**Cluster Analysis with Auto-Encoders**

While cluster analysis has traditionally been implemented with relatively simple algorithms like K-Means and Expectation-Maximization, the relatively recent emergence of Deep Neural Networks in applied data science has brought a new, more complex method to the field: the auto-encoder.

An auto-encoder is essentially an extension of a Deep Neural Network (DNN): DNNS traditionally project their input into spaces of ever decreasing dimensionality, thereby transforming it into more and more abstract representations, with the output typically being a scalar or a (relatively low-dimensional) vector. The former case occurs when the DNN is applied for a regression task, or a task of binary classification (which itself is only an extension of logistic regression), while the latter occurs in multi-class classification. In all cases, the DNN is fitted according to a very determined goal, i.e. the data are not treated in an exploratory way.

Auto-encoders, on the other hand, are purely explorative tools. The clue to their application is to attach an essentially mirrored DNN to the output layer of a classic DNN. The output of the final layer of this mirrored DNN then has the same dimensionality and structure as the input to the "classic" part of the auto-encoder. An auto-encoder is thus comprised of two parts: the first part is a sequence of layers that projects the data into a very abstract representation, and thus resembles a classic DNN for classification. The second part projects this abstract represntation into increasingly complex representations, and ultimately into the same format as that of the original input. The first part is referred to as the * encoder*, the second part is called a *decoder*. The goal in fitting in auto-encoder is then to produce outputs that are as similar as possible to the input.

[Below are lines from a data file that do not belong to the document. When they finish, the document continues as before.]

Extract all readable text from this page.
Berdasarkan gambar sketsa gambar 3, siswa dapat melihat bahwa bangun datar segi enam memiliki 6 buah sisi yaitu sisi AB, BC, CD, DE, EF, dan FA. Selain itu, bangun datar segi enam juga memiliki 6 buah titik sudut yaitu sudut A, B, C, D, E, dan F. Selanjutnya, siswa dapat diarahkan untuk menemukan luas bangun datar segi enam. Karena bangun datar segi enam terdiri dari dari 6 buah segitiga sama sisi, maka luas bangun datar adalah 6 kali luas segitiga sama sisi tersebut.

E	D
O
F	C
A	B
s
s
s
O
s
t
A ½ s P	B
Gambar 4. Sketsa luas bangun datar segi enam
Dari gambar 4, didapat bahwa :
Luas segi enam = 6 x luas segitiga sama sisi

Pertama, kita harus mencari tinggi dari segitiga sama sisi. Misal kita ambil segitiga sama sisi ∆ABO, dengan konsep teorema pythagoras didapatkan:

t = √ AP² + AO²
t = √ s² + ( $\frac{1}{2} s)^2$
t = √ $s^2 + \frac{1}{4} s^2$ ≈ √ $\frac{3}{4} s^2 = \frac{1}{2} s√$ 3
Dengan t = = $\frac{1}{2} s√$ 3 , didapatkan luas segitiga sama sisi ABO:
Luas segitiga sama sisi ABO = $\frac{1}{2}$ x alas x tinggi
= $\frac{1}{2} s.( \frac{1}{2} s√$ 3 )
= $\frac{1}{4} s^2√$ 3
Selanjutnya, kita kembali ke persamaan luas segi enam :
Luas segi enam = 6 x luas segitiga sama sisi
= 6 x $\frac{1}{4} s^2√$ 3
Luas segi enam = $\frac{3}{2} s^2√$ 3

By projecting the input into lower-dimensional spaces, the auto-encoder is forced to learn to extract features that are relevant for the reconstruction of the input. Ultimately, this means that the auto-encoder must learn to recognize which data are similar to each-other. For in the most abstracted state, i.e. the layer corresponding to the output layer of a classic DNN, there are not really any features left to describe the input data. If that layer is e.g. a simple five-dimensional vector, then the meaning of this vector is essentially that of a list with probabilities of cluster associations. Here, each dimension represents one cluster, and the input data-point is therefore assigned to the cluster the index of which matches the dimension with the highest probability value. The vector is thus functionally the same as the list of Euclidean distances to cluster means in the K-means algorithm, and as the list of probability-density values of the EM algorithm.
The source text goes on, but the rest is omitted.